All too often, the holidays tend to rekindle a war between divorced parents, particularly where child custody is concerned. It’s important to have a very specific court order or parenting agreement in advance of such special occasions.  While that doesn’t necessarily guarantee a trouble-free holiday period, the boundaries established by a clearly worded child custody order in the aftermath of a divorce can keep the problems away.

If you’re going to communicate in writing, e-mail is a perfect place to do it.  However, when your ex-wife or ex-husband is one of the high-conflict variety, it is very important that you follow the rules of low-contact.  The other benefit to email is that it becomes a record of what you’ve agreed to.  Any problems that arise in the aftermath of such a child custody agreement may prove helpful if further litigation becomes necessary.

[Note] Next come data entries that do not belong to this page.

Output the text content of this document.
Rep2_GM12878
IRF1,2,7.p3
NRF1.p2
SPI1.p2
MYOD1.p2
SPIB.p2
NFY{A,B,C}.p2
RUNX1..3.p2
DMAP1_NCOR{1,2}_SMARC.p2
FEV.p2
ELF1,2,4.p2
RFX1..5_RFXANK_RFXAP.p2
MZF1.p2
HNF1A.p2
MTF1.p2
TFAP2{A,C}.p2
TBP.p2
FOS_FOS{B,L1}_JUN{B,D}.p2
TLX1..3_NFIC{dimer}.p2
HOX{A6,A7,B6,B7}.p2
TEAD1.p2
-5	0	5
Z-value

If you can co-parent effectively, do it!  In situations where the acrimony has long since faded away and parents who divorce get along well and co-parenting is working, you can do things that are simply impossible in a high-conflict divorce situation.  You can collaborate on gift-giving.  Scheduling parenting time over the holidays can been done informally and in a relaxed atmosphere.  The children have gotten used to what to expect from the holidays and the child custody schedule.  There is no game of one-upsmanship over who can buy the better gifts and how many.

The bottom line in all of this is to remember to focus on the children’s well-being, particularly around the holiday season.  The divorce has left their feelings about family, love, and relationships compromised.  The better that you can make it for them, the happier the holidays can be for everyone.  Give them a reason to believe that things can heal and people can move on for the betterment of all, regardless of what time of year it is.  If you’re ex-partner remains high-conflict despite the problems it can cause for everyone, you can still maintain your own personal integrity and not “stoop to their level.”   Many times, it only takes the efforts of one wise parent, who wishes to focus on the children and make the holidays a special time despite all of the background  “noise” – to improve the experience for everyone.

Divorce doesn’t have to destroy the holidays.